Interest expense (income) and other expense on debt, net – Represents the pro forma adjustment to interest expense to reflect estimated interest to be paid on the additional financing incurred by Olympic to complete the acquisition (see note (j) to the combined balance sheets pro forma adjustments). The adjustment assumes that the incremental borrowings are as of January 1, 2010, the earliest unaudited pro forma combined statement of operations presented. The assumed variable rates of interest are approximately 3.0% on


  the new term loan component and approximately 2.7% on the amended revolver component and are based on the committed interest rate in effect as of July 1, 2011. The actual interest rate to be paid will be based on a variety of factors including prevailing LIBOR rates.
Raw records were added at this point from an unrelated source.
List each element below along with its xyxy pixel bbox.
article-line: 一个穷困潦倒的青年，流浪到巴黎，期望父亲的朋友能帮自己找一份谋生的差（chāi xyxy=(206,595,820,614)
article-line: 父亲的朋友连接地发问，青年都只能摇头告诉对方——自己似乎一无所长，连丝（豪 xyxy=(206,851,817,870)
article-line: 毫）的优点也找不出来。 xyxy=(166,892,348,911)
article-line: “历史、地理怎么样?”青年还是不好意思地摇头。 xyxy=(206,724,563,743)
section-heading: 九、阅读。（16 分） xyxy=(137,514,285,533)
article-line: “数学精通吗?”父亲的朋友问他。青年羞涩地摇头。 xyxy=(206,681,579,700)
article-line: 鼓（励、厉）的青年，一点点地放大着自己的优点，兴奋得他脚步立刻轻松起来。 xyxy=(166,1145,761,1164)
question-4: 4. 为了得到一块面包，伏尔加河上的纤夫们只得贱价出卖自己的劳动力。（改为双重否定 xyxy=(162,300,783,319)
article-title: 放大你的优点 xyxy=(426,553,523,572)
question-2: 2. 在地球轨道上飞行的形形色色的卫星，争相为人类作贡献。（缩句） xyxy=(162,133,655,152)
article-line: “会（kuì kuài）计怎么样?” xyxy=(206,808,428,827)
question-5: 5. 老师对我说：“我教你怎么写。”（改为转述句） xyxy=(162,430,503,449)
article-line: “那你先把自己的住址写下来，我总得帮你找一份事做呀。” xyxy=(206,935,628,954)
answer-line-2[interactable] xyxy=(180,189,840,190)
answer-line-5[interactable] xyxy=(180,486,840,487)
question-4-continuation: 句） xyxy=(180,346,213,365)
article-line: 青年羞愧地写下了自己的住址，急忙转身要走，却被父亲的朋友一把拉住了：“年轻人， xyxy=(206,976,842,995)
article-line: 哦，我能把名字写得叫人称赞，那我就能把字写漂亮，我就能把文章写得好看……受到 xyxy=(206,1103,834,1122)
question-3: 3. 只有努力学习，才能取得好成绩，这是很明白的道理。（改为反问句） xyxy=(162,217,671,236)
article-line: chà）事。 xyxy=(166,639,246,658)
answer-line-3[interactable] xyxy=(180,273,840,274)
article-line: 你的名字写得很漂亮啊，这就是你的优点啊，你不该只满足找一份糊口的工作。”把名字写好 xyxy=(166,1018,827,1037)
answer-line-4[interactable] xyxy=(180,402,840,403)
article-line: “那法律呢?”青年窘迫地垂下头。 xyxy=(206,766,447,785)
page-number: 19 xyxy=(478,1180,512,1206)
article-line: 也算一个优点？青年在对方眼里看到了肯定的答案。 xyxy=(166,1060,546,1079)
A 1/8% increase or decrease in the assumed interest rate will not have a significant impact on the amount of interest expected to be paid.

 

  (g) Interest expense (income) and other expense on debt, net – Represents the pro forma adjustment required to reflect the net incremental deferred financing fee amortization over the five-year term of the Loan and Security Agreement.

 

  (h) Income tax provision – Represents the pro forma tax effect of the above adjustments determined based on an estimated prospective statutory tax rate of approximately 39.3%. The estimate could change based on changes in the applicable tax rates and finalization of the combined company’s tax position.

 

  (i) Earnings per share and shares outstanding – The pro forma weighted average number of basic and diluted shares outstanding reflect Olympic’s weighted average number of basic and diluted shares of common stock outstanding for the year ended December 31, 2010 and the three months ended March 31, 2011, as applicable. As a result of the acquisition, CTI’s outstanding shares of common stock are wholly owned by Olympic and thus have not been included in the pro forma weighted average number of basic and diluted shares outstanding.